|
Los efectos de la mosca del GBVM suelen ser menos espectaculares que los efectos de las grandes epizootias. Sin embargo, su impacto en la economía ganadera no es por ello menor, particularmente en los países tropicales y sub tropicales donde se encuentra mayormente.
Durante mucho tiempo la lucha contra estos parásitos ha sido fundamentalmente química, basado en insecticidas de origen natural y sintéticos. Pero se ha observado que el uso de estos productos presentan una serie de problemas:
-
Su toxicidad respecto a los animales.
-
Contaminación medioambiental, principalmente cuando difunden directamente.
-
Residuos que permanecen en carne y leche, que pueden ser dañinos para el consumidor.
-
Alto costo de estos productos en países en vías de desarrollo, que no cuentan con las divisas necesarias.
-
Desarrollo de fenómenos de resistencia de las moscas a estos pesticidas.
Todo esto, ha implicado una investigación permanente para descubrir moléculas con acciones distintas lo cual es cada vez más costoso y difícil.

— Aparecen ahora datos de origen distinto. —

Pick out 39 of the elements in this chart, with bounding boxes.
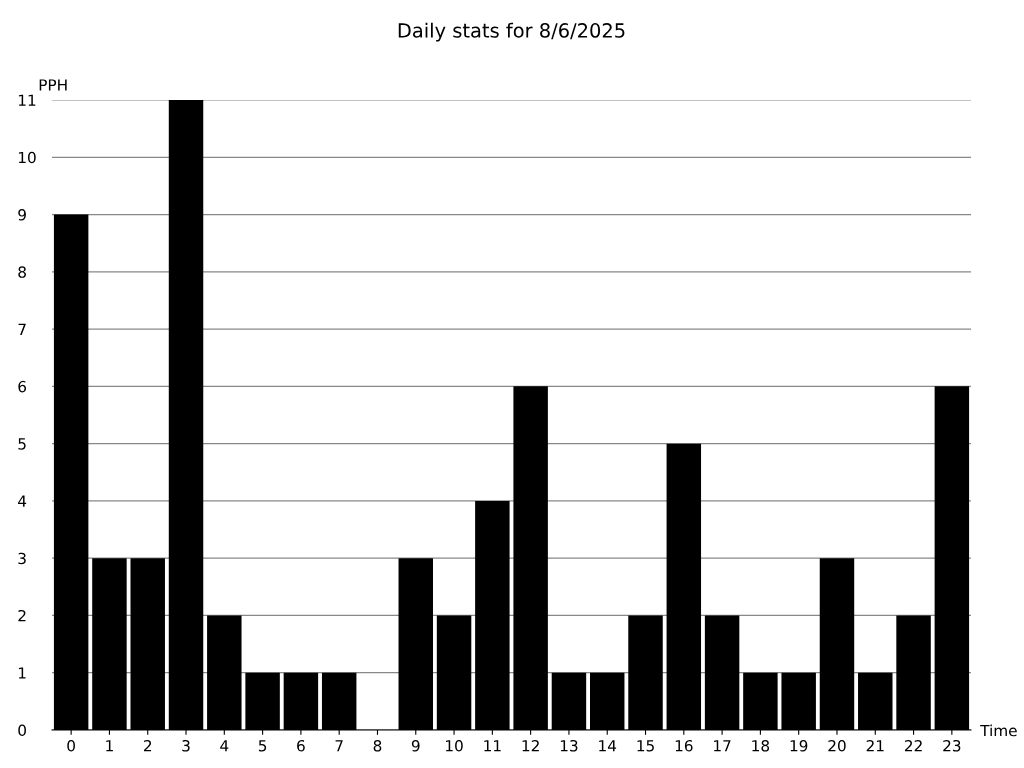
y-tick-label: 0 — [18, 724, 26, 737]
x-tick-label: 21 — [866, 739, 884, 752]
x-tick-label: 20 — [828, 739, 846, 752]
x-tick-label: 1 — [106, 740, 113, 752]
x-tick-label: 9 — [411, 739, 420, 752]
x-tick-label: 17 — [714, 740, 731, 752]
x-tick-label: 2 — [143, 739, 152, 752]
y-tick-label: 7 — [18, 323, 26, 335]
x-tick-label: 0 — [67, 739, 75, 752]
x-tick-label: 11 — [484, 740, 501, 752]
x-tick-label: 7 — [335, 740, 343, 752]
x-tick-label: 23 — [943, 739, 961, 752]
x-tick-label: 19 — [790, 739, 808, 752]
x-tick-label: 5 — [258, 740, 267, 752]
x-tick-label: 4 — [220, 740, 229, 752]
y-tick-label: 5 — [18, 438, 26, 450]
x-tick-label: 10 — [446, 739, 463, 752]
x-tick-label: 12 — [522, 739, 539, 752]
y-tick-label: 9 — [18, 209, 26, 221]
y-tick-label: 11 — [18, 94, 36, 106]
chart-title: Daily stats for 8/6/2025 — [398, 22, 625, 42]
y-tick-label: 4 — [18, 495, 27, 507]
y-tick-label: 3 — [18, 552, 26, 565]
y-axis-title: PPH — [39, 79, 67, 91]
x-tick-label: 14 — [599, 740, 617, 752]
y-tick-label: 2 — [18, 609, 26, 622]
x-tick-label: 15 — [637, 740, 654, 752]
y-tick-label: 6 — [18, 380, 27, 393]
x-tick-label: 13 — [560, 739, 578, 752]
x-tick-label: 16 — [675, 739, 693, 752]
x-tick-label: 3 — [182, 739, 190, 752]
x-tick-label: 8 — [373, 739, 382, 752]
x-tick-label: 18 — [752, 739, 770, 752]
y-tick-label: 1 — [18, 667, 26, 679]
x-tick-label: 6 — [297, 739, 305, 752]
x-tick-label: 22 — [904, 739, 922, 752]
x-axis-title: Time — [980, 724, 1017, 737]
y-tick-label: 10 — [18, 151, 36, 164]
y-tick-label: 8 — [18, 266, 26, 278]
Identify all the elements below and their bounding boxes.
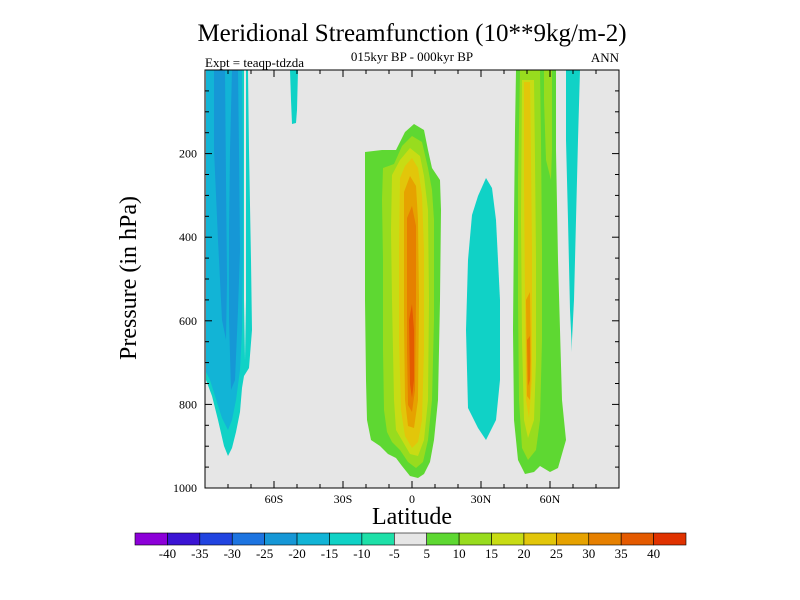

En especial por las reglamentaciones relacionadas con estos compuestos químicos
Por todo ello la tendencia actual apunta a un sistema de lucha integrada contra los parásitos, capaz de combinar de modo óptimo los métodos biológicos, mecánicos, genéticos y químicos. Agregando medidas de vigilancia y control para impedir la extensión geográfica del parásito.
Dentro de las miasis cutáneas, el GBVM ocupa el primer lugar junto con el GBG, tanto por su patología como por las pérdidas económicas que resultan de su acción.
Las pérdidas causadas a la industria ganadera iraquí por la presencia de GBVM son: las muertes de animales, disminución de la producción de leche y carne, daños a las pieles y susceptibilidad a enfermedades secundarias, aumento de la mano de obra, compra de insecticidas, antibióticos y vitaminas, honorarios veterinarios y la posibilidad de acelerar la extinción de especies en riesgo. La significación económica de la presencia de GBVM en Irak es difícil de evaluar, por las circunstancias económicas y financieras especiales, para 1996 el cambio oficial era de 0.31 dólares por Dinar iraquí.
Durante 1979, la oficina australiana de salud animal estimó las consecuencias económicas del establecimiento de GBVM en el país, en base a una predicción algo conservadora. Las pérdidas anuales predichas más pesimista fueron de 38.7 millones de dólares en la industria ovina, 33.0 millones de dólares en la industria ganadera bovina y 1.4 millones de dólares en el área de las aves de corral, cerdo y ganado lechero, con un total de 110 millones de dólares al año en perdidas económicas. La estimación más optimista era 45.7 millones de dólares por año en la industria ganadera. Actualmente, el gobierno australiano ha hecho una inversión considerable en investigación y medidas preventivas, para evitar su introducción de los países endémicos vecinos.
En 1996, Irak estaba bajo los efectos de un embargo económico internacional y la importación de drogas veterinarias no era permitida. Las pocas drogas veterinarias encontradas en el mercado estaban a precio internacional. Debido a esta situación, los dueños de ganado en algunos casos, sacrificaban sus animales infestados para consumo doméstico. En otros casos recurrían a los servicios de veterinario privado para un consejo profesional y tratar el animal, el costo medio del servicio era de 28 dólares, incluido el tratamiento de una semana. El sueldo mensual mínimo en el país es de 97.5 dólares. Otra alternativa es transportar el animal a los hospitales de los funcionarios y recibir el servicio gratis o con un costo mínimo de 3 dólares. Bajo este panorama el dueño necesita: pagar cerca del equivalente de tres sueldos por el tratamiento del animal infestado; o vender el animal antes de su acabado y metas del programa de producción.
Irak se puede tomar desde el punto de vista económico como una isla, debido a las restricciones internacionales, puede ser válido utilizar las figuras desarrolladas en la región del Caribe en la cual algunos de los países están haciendo frente a dificultades económicas para importar las drogas veterinarias, debido a la carencia de moneda fuerte, para estimar las pérdidas económicas de vivir con el problema del GBVM. Se infieren que un año de prevención y tratamiento, éste tiene un costo de 5.0 dólares/animal/año. En el caso de Irak, con una población de 11.2 millones de animales puede tener un costo total de 56 millones de dólares.
Obviamente estos escenarios antedichos o su combinación, representan un serio impacto económico a la agricultura y ganadería iraquí. Se recomienda en el futuro la necesidad de estudios y detalles a nivel nacional y regional de las consecuencias económicas de la presencia de esta miasis.